HRW: We favor an end to the travel ban
On the eve of a House committee hearing on the U.S. travel ban to Cuba, a Human Rights Watch official went on record as saying that his organization believes "lifting the travel ban represents an essential step towards ending a U.S. policy that has failed for decades to have any impact whatsoever on improving human rights in Cuba."
In a letter to the chairman of the House Committee on Foreign Affairs, Rep. Howard Berman (D-Ca.), José Miguel Vivanco, director of the HRW's Americas Division, pointed out that HRW had just issued a report critical of the Cuban government and then made the following points:
"Efforts by the U.S. government to press for change by imposing a sweeping ban on trade and travel have proven to be a costly and misguided failure. The embargo imposes indiscriminate hardship on the Cuban population as a whole and has done nothing to improve the situation of human rights in Cuba.

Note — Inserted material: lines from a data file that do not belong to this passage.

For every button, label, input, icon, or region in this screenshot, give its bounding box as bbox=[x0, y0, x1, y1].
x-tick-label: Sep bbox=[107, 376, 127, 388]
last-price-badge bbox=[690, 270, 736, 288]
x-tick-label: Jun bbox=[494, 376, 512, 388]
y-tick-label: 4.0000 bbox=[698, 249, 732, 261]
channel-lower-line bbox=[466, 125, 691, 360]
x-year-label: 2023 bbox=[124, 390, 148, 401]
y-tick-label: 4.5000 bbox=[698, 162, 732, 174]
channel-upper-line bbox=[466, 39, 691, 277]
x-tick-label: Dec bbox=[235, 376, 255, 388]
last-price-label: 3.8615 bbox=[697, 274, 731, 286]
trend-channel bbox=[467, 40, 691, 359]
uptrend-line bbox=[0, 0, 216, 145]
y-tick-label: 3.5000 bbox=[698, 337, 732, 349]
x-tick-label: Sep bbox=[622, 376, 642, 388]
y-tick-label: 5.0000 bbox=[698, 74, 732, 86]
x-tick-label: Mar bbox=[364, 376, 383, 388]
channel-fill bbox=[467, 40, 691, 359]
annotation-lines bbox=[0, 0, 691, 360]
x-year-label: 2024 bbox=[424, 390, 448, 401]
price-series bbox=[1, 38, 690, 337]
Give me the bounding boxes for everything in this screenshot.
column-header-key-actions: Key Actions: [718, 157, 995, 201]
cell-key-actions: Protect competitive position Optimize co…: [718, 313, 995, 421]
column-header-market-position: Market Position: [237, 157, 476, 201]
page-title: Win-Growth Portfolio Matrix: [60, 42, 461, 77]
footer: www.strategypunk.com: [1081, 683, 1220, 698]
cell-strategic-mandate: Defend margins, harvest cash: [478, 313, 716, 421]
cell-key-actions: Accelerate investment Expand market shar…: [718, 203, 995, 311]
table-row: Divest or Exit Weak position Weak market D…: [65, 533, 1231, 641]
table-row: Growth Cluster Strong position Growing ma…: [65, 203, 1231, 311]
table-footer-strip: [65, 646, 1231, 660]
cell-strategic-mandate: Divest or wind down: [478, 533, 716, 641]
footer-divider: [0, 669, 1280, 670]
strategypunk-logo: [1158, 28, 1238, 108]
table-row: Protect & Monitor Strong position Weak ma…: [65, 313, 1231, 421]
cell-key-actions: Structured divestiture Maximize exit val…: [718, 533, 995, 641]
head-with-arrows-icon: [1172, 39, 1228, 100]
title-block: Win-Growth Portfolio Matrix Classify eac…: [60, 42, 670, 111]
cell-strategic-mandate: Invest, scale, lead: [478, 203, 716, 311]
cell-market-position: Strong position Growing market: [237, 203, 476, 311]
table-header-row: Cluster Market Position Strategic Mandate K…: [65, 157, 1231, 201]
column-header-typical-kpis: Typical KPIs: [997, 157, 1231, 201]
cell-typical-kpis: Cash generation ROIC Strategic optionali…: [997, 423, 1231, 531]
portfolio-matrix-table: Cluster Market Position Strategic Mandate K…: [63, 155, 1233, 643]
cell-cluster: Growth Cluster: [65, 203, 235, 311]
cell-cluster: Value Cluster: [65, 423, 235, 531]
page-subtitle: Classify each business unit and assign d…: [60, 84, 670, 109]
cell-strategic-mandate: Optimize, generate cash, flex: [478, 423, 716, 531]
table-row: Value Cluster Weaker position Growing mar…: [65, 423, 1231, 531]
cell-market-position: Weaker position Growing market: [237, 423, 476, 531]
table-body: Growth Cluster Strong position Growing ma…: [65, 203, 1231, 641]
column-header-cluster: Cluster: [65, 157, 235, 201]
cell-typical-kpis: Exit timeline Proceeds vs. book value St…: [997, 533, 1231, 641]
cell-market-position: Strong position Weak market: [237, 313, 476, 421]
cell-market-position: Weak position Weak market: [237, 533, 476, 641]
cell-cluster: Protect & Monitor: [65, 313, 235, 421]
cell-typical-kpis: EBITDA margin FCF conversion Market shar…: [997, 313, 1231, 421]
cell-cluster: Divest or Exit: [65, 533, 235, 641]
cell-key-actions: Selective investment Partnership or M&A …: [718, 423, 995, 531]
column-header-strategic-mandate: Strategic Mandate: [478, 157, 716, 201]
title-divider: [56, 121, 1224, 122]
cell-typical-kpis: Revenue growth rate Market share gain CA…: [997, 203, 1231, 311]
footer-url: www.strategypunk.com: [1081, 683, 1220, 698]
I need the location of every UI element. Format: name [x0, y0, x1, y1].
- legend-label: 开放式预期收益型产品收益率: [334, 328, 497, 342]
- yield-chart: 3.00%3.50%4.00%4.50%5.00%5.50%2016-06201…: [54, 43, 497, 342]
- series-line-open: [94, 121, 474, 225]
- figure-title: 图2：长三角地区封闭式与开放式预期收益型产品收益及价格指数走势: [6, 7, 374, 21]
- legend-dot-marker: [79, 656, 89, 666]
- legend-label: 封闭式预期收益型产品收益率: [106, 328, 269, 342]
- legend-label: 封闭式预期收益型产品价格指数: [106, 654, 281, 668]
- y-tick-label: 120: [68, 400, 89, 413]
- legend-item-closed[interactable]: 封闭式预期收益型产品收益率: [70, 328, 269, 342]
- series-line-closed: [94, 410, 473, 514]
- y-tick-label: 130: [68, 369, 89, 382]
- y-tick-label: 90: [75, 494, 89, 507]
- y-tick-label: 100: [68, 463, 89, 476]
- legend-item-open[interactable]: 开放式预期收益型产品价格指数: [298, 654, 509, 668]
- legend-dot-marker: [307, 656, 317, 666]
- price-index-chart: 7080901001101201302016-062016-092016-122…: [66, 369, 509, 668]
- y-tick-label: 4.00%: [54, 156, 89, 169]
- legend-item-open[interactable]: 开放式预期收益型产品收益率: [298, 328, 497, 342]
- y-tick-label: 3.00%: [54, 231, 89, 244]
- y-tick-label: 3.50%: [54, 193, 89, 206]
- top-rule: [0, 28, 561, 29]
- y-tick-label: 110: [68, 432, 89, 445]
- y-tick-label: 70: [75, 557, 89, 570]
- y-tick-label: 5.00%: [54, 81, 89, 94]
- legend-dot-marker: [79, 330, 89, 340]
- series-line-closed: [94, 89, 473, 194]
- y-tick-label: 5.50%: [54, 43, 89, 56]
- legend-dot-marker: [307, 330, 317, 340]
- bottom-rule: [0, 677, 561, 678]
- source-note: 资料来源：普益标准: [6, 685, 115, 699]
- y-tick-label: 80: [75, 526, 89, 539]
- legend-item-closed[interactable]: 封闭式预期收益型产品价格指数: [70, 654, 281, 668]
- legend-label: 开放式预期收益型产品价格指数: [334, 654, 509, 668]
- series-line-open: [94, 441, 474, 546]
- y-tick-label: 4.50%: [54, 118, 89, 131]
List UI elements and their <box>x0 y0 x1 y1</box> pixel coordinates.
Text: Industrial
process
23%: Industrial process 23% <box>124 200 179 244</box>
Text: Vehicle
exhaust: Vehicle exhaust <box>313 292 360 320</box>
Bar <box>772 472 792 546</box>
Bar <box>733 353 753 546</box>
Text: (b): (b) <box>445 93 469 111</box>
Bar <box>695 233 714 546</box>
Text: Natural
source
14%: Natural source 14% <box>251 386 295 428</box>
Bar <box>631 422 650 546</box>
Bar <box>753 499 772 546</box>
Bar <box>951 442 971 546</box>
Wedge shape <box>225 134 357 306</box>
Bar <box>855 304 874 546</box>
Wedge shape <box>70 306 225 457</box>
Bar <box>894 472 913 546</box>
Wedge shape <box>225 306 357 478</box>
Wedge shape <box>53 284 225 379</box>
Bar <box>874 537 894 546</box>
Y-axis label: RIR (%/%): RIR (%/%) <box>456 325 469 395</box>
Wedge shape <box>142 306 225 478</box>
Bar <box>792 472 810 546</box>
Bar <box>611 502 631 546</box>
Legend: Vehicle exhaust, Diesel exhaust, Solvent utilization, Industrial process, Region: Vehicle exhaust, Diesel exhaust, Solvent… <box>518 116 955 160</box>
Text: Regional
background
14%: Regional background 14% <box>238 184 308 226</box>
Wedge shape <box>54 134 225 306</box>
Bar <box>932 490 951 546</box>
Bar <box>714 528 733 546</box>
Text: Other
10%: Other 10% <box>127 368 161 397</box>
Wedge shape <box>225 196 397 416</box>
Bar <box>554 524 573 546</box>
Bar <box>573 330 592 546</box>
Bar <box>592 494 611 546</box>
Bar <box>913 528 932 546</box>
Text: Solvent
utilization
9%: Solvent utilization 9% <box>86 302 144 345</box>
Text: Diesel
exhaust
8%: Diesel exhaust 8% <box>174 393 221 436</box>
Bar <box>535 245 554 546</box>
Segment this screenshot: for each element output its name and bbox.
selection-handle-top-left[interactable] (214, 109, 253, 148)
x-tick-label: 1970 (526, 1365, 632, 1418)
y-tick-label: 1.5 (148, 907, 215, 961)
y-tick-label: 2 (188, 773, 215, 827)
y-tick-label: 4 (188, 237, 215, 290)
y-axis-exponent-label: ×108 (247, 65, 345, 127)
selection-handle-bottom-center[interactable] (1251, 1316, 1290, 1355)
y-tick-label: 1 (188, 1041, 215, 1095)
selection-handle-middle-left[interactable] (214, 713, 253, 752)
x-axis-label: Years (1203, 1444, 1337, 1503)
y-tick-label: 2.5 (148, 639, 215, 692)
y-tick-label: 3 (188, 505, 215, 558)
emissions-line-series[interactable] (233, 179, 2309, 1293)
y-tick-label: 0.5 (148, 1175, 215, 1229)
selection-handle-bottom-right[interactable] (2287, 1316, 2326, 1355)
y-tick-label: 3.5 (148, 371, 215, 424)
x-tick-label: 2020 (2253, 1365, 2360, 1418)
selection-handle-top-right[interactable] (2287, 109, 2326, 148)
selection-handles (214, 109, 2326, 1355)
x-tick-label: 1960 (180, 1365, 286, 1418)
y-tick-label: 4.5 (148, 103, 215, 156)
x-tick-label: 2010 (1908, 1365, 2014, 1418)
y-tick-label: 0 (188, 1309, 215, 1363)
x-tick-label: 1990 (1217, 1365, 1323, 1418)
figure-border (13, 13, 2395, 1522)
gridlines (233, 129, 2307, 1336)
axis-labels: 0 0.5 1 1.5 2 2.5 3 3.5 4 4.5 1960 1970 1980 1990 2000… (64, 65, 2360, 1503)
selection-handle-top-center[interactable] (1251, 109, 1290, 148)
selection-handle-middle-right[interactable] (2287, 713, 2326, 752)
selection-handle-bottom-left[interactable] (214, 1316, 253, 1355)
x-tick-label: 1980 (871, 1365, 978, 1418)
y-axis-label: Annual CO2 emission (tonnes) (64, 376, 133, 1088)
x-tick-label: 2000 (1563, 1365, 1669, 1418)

"Rather than isolating Cuba, the policy has isolated the United States, enabling the Castro government to garner sympathy abroad while simultaneously alienating Washington's potential allies.
"There is no question: the Cuban government bears full and exclusive responsibility for the abuses it commits. However, so long as the embargo remains in place, the Castro government will continue to manipulate U.S. policy to cast itself as a Latin American David standing up to a U.S. Goliath, a role it exploits skillfully.
"Ending the travel ban is a step in the right direction toward reforming this failed policy, and Congress should act swiftly to pass the Freedom to Travel to Cuba Act.
"...Human Rights Watch recommends that the U.S. government replace its failed embargo policy with a more effective, multilateral approach. Our report lays out a proposal for the United States to work with allies in the European Union, Canada, and Latin America to forge a new coalition that will exert targeted pressure on the Raúl Castro government to release all political prisoners."